[net.lang.c] Reserving identifiers for future use.

kpmartin@watmath.UUCP (Kevin Martin) (07/19/84)

>From phipps@fortune.UUCP (Clay Phipps):
>Why do I continually run across the suggestion that prefixing names
>with underscores makes them unique, as if no one has used underscore
>characters for some special purpose before ?  
It doesn't make them unique. However, it does allow the documentation
to state that if the user supplies his own identifiers which begin
with underscore, he will (eventually) get burned. This effectively
reserves 1/27th of the possible identifiers (1/53rd if case distinction
is used).
No matter what naming convention is used for "reserved names", there will
exist some programs which already use such names.

>Sorry, the underscore has already been spoken for.
>The VAX C compiler uses that convention for external names, for example.
>Conventional VAX UN*X subroutines names, therefore, all begin with "_".
Only if you look at the 'as' input or beyond. Any C identifiers which
already start with an underscore end up starting with two.

>Making names all upper case isn't adequate, either.
I agree. May people make all of their #define'd symbols uppercase.

>What is really needed is a name qualification or prefixing convention
>that can be applied across all of UN*X, for example,
>
>    <prefix> "_" <mnemonic name>
>
>The prefix would be the name of the program or routine package;
>for example, "cpp" for the C Preprocessor, "lp" for the Pascal Library, &c.
>Thus, "unix" would become, for example, "cpp_unix", 
>"waterloo" would be "cpp_waterloo", and Pascal Library "IN" could be "lp_in".
The problem with this is that it effectively reserves *every* name containing
an underscore (since the user has no clue as to what might become a
'prefix' in the future). Besides, Joe User shouldn't have to know that the
pass that happens to process an identifier was called 'cpp' in the twilight
ages of computing. With all this talk of #if sizeof(...), CPP might well have
to disappear as a separate entity.
(Also, one would hope that the naming convention would be useful and used
on non-unix systems too)

There actually seem to be two problems here. Both involve conflicts between
user's identifiers and internally-generated identifiers. I suspect that the
distinction between the problems stems from whether the identifier occurs
in the original source code or not.

For example, the problems with C or Pascal operators implemented as function
calls is easily solved: User's external symbols all have an underscore
prepended, the builtin operators don't. Thus a user function can never
conflict with built-in functions (like 'in', which bacomes 'lp_in', as
suggested above).

On the other hand, symbols like 'unix' or '_flsbuf', which (eventually) appear
in the source code cannot benifit from this solution. They require a naming
convention. The simplest convention is "Any identifier containing an
underscore may become reserved in the future". This is unacceptable, since
it leaves no 'break character' for users' identifiers. Another simple rule
is "Any identifier ending with an underscore ...", but this gets clipped by
the loss of trailing characters in various compilers and linkers.
"Any identifers beginning with underscore ..." only uses a small fraction
of the available identifers and is easy to describe.

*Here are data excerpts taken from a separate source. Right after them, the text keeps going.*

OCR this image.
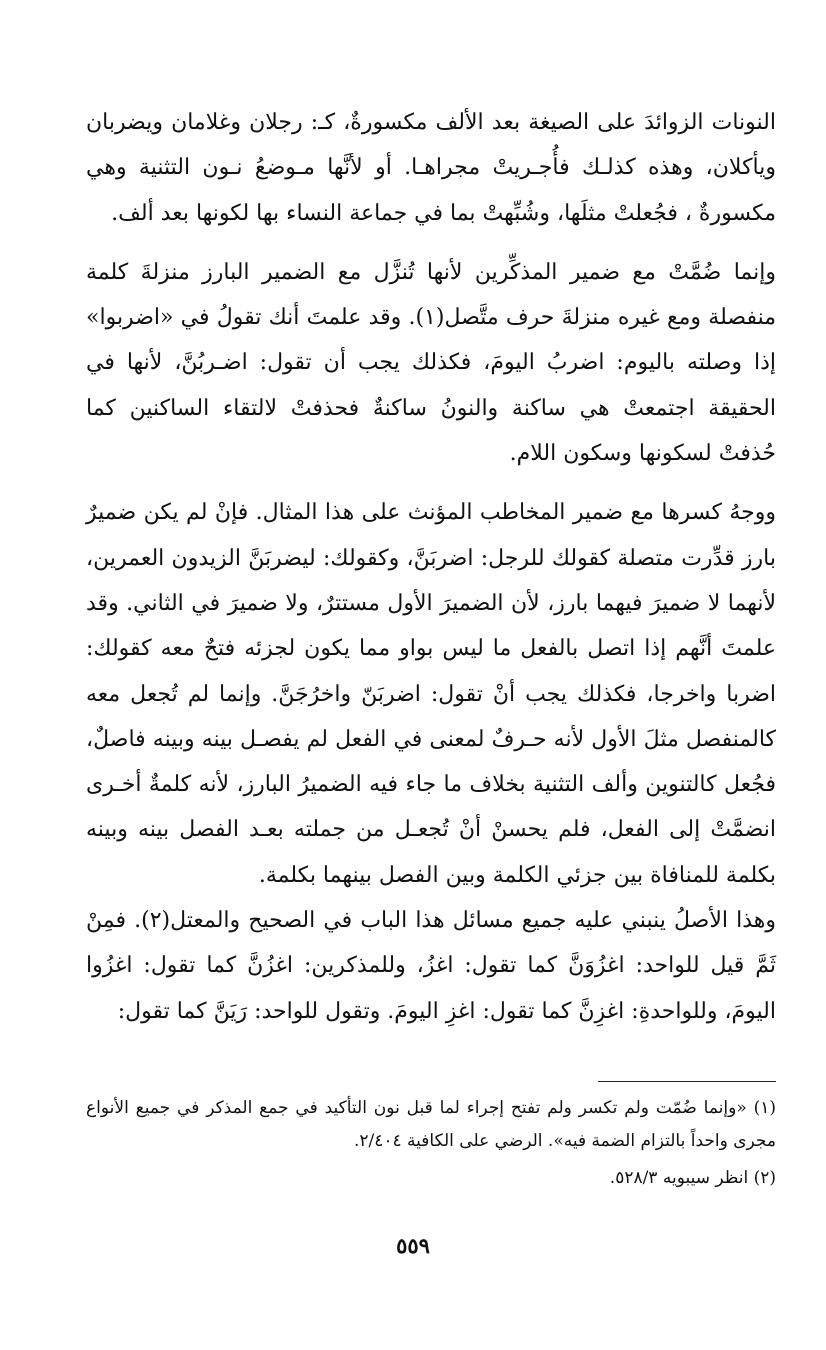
النونات الزوائدَ على الصيغة بعد الألف مكسورةٌ، كـ: رجلان وغلامان ويضربان ويأكلان، وهذه كذلـك فأُجـريتْ مجراهـا. أو لأنَّها مـوضعُ نـون التثنية وهي مكسورةٌ ، فجُعلتْ مثلَها، وشُبِّهتْ بما في جماعة النساء بها لكونها بعد ألف.

وإنما ضُمَّتْ مع ضمير المذكِّرين لأنها تُنزَّل مع الضمير البارز منزلةَ كلمة منفصلة ومع غيره منزلةَ حرف متَّصل(١). وقد علمتَ أنك تقولُ في «اضربوا» إذا وصلته باليوم: اضربُ اليومَ، فكذلك يجب أن تقول: اضـربُنَّ، لأنها في الحقيقة اجتمعتْ هي ساكنة والنونُ ساكنةٌ فحذفتْ لالتقاء الساكنين كما حُذفتْ لسكونها وسكون اللام.

ووجهُ كسرها مع ضمير المخاطب المؤنث على هذا المثال. فإنْ لم يكن ضميرٌ بارز قدِّرت متصلة كقولك للرجل: اضربَنَّ، وكقولك: ليضربَنَّ الزيدون العمرين، لأنهما لا ضميرَ فيهما بارز، لأن الضميرَ الأول مستترٌ، ولا ضميرَ في الثاني. وقد علمتَ أنَّهم إذا اتصل بالفعل ما ليس بواو مما يكون لجزئه فتحٌ معه كقولك: اضربا واخرجا، فكذلك يجب أنْ تقول: اضربَنّ واخرُجَنَّ. وإنما لم تُجعل معه كالمنفصل مثلَ الأول لأنه حـرفٌ لمعنى في الفعل لم يفصـل بينه وبينه فاصلٌ، فجُعل كالتنوين وألف التثنية بخلاف ما جاء فيه الضميرُ البارز، لأنه كلمةٌ أخـرى انضمَّتْ إلى الفعل، فلم يحسنْ أنْ تُجعـل من جملته بعـد الفصل بينه وبينه بكلمة للمنافاة بين جزئي الكلمة وبين الفصل بينهما بكلمة.

وهذا الأصلُ ينبني عليه جميع مسائل هذا الباب في الصحيح والمعتل(٢). فمِنْ ثَمَّ قيل للواحد: اغزُوَنَّ كما تقول: اغزُ، وللمذكرين: اغزُنَّ كما تقول: اغزُوا اليومَ، وللواحدةِ: اغزِنَّ كما تقول: اغزِ اليومَ. وتقول للواحد: رَيَنَّ كما تقول:

(١) «وإنما ضُمّت ولم تكسر ولم تفتح إجراء لما قبل نون التأكيد في جمع المذكر في جميع الأنواع مجرى واحداً بالتزام الضمة فيه». الرضي على الكافية ٢/٤٠٤.

(٢) انظر سيبويه ٥٢٨/٣.

٥٥٩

                           Kevin Martin, U. of Waterloo

rcd@opus.UUCP (07/27/84)

From earlier postings - granted, underscores don't solve the problem.  They
allow only one distinction, which is to say they divide the universe of
identifiers into two classes, and that's not enough.

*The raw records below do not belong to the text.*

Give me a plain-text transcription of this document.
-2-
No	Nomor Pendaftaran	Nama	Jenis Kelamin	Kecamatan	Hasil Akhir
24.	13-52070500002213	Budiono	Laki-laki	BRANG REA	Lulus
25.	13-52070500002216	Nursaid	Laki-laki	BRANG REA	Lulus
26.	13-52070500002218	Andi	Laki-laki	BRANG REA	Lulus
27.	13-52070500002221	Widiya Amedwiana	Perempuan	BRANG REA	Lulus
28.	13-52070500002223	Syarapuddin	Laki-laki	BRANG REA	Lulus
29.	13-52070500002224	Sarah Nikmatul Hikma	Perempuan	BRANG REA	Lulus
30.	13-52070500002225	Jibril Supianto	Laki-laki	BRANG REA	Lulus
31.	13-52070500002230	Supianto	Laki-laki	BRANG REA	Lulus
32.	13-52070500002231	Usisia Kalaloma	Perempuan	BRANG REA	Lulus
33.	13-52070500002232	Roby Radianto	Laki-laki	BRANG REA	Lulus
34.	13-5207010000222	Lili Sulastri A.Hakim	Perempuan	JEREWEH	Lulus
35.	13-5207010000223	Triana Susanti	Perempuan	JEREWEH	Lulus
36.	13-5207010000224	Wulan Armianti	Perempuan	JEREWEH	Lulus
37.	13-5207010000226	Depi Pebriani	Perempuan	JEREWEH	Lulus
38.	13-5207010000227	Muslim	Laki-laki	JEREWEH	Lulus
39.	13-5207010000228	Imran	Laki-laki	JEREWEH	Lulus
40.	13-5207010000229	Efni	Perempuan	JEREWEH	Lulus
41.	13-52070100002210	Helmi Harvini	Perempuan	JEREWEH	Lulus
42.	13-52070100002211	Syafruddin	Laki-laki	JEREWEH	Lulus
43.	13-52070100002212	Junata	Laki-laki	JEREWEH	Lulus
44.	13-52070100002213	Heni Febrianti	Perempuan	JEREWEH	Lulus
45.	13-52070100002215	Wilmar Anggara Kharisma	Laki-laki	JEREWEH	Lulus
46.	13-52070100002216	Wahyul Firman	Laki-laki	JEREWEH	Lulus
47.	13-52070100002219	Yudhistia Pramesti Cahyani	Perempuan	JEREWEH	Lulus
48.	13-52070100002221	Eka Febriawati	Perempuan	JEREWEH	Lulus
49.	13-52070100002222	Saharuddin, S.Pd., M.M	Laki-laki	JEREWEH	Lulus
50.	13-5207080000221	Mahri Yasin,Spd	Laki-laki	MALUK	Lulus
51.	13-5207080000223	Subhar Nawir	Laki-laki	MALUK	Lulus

I think a better solution to the problem lies along the lines of grouping
identifiers into (named) scopes.  Simula has this in a sense in the rules
for classes.  More recently, Modula provides mechanisms which allow/require
explicit declarations to get identifiers into a particular piece of code,
either without qualification or only when a specific qualifier is given.
(I'm intentionally being fuzzy; I don't want to discuss the whole business
here.  The general idea is sufficient.)  To show how this might work:  If
you know that the identifiers which are supplied by the compiler are part
of a particular set of names, you explicitly state that those names are
to be made accessible when you need them in a module.  This doesn't
completely solve the problem (since there are still possibilities for
overlap in the name space of the containers of identifiers), but it goes a
long way.
-- 
Dick Dunn	{hao,ucbvax,allegra}!nbires!rcd		(303)444-5710 x3086
	...A friend of the devil is a friend of mine.